Non secondario appare, invece, il discorso sui bisogni educativi speciali (BES) affrontato a livello internazionale dall'O.N.U., dall'O.C.S.E., dall'UNESCO e che da noi assume particolare rilevanza in quanto, inquadrando il fenomeno da un angolo visuale politico-istituzionale, appare come la reale anticamera della dispersione scolastica, che e' il vero mostro da debellare.
Ne consegue che anziche' risultare eccessiva l'attenzione rivolta ai BES, essi meritano una considerazione che incida coerentemente anche sulla tipologia dei crediti formativi universitari da includere nei percorsi formativi per chiunque aspiri ad accedere alla funzione docente.

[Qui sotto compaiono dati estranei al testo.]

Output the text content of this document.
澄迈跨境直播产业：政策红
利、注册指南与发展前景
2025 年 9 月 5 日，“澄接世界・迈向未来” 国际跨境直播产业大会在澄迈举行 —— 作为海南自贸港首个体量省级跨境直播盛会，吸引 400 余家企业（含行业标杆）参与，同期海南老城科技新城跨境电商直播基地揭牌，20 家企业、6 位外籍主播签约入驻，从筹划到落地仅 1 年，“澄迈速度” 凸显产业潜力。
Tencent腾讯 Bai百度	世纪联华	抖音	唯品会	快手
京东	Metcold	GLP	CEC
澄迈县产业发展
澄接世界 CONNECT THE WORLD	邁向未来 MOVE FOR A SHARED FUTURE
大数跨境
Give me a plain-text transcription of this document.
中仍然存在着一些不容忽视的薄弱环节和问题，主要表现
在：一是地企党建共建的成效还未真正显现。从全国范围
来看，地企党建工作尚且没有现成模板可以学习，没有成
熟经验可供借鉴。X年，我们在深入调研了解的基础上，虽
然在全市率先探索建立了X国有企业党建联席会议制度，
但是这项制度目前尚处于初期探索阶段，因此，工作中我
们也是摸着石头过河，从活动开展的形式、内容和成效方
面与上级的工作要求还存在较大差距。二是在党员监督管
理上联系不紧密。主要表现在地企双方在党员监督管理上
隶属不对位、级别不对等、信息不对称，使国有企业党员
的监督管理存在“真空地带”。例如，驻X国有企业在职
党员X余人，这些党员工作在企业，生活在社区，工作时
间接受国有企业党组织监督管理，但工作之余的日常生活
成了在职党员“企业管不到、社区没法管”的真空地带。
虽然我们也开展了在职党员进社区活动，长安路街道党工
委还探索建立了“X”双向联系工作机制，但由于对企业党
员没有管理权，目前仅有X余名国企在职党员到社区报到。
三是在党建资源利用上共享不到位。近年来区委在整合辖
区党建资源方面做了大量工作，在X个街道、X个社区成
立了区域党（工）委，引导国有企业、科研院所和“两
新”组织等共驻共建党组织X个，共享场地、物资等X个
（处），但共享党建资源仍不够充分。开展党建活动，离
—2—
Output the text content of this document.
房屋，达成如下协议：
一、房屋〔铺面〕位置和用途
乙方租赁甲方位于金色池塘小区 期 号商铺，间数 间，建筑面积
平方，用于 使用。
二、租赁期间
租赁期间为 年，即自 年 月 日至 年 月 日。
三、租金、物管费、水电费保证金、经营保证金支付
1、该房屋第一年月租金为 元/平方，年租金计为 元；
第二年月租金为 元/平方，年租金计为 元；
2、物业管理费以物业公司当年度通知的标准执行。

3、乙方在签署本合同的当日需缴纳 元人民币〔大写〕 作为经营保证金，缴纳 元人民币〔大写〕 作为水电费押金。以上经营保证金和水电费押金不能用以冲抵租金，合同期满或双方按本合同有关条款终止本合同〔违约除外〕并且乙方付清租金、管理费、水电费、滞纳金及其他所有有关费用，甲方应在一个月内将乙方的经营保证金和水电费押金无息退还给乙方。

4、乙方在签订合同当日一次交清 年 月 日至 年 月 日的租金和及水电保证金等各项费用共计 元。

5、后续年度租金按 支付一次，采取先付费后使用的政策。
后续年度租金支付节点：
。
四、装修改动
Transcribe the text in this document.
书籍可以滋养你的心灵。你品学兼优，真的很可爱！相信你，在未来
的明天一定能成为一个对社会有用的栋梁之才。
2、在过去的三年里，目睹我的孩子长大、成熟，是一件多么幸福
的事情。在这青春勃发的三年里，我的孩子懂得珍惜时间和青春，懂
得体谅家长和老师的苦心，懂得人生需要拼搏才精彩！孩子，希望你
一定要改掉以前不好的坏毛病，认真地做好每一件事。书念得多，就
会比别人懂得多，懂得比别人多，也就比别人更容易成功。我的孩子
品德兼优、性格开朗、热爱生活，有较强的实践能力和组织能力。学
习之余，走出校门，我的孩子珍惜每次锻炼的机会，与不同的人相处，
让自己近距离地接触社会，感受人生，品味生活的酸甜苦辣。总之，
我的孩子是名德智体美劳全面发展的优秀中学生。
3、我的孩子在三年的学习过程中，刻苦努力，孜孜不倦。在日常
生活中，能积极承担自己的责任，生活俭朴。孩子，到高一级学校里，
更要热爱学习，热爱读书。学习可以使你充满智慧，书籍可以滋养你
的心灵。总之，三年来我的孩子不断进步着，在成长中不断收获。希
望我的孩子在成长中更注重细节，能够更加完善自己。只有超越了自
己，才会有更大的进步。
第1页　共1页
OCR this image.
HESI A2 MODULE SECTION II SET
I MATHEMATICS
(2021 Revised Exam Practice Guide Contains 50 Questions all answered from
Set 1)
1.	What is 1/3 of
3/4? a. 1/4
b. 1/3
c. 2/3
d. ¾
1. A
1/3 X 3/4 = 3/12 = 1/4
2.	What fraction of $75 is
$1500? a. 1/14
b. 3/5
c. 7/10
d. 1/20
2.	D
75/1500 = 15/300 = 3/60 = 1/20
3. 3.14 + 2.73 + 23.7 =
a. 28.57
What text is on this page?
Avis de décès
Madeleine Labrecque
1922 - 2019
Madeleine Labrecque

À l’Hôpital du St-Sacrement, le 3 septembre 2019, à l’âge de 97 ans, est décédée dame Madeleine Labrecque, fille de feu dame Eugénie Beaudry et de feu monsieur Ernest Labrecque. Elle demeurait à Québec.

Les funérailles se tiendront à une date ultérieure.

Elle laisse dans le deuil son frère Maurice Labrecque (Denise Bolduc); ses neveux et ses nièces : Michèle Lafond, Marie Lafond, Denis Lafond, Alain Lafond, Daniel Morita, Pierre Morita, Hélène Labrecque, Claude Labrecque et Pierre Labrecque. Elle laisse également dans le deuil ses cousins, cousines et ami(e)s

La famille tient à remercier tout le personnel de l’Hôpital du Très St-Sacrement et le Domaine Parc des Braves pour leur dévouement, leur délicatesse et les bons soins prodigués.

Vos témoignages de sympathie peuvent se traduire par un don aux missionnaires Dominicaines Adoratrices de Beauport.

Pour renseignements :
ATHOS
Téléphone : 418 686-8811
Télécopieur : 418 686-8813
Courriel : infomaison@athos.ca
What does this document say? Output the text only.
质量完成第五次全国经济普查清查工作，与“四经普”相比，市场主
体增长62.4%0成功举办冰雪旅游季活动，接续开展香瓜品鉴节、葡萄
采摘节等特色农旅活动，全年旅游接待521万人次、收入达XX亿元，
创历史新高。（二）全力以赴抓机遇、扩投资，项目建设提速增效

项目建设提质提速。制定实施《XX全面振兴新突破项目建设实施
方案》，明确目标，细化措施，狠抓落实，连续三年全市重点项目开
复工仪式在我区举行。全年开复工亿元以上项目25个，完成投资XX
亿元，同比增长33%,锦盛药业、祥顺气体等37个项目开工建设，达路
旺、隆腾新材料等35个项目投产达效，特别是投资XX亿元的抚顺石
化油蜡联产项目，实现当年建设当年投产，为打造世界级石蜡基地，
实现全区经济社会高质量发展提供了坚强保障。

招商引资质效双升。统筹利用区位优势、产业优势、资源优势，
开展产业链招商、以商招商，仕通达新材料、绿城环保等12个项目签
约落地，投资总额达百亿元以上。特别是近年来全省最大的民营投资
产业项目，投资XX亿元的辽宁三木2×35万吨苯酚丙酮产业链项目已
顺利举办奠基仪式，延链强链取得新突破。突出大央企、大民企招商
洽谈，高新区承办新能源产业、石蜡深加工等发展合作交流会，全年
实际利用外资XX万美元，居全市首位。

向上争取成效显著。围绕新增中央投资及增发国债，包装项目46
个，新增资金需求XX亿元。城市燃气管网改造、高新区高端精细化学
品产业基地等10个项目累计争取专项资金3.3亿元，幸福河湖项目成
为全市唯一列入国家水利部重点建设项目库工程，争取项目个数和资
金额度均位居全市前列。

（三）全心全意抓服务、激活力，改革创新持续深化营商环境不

Ultima considerazione: i problemi sollevati dalla L. n. 107 sono tali da non poter prescindere dall'immaginare ulteriori e incisivi interventi di riforma sul riordino dei cicli e, di conseguenza, indirizzati anche alla ridefinizione delle classi di concorso. Per quanto ci riguarda, ribadiamo la nostra piena disponibilita' ad offrire un contributo di idee in chiave costruttiva per la difesa e il potenziamento della scuola pubblica, della scuola di tutti, della scuola della Repubblica.
A cio' puo' valere un forte raccordo tra le Associazioni professionali della scuola e quelle del mondo accademico e della ricerca scientifica nel campo delle scienze dell'educazione come la Siped, la Sird e la Sipes di cui pure ci onoriamo di appartenere.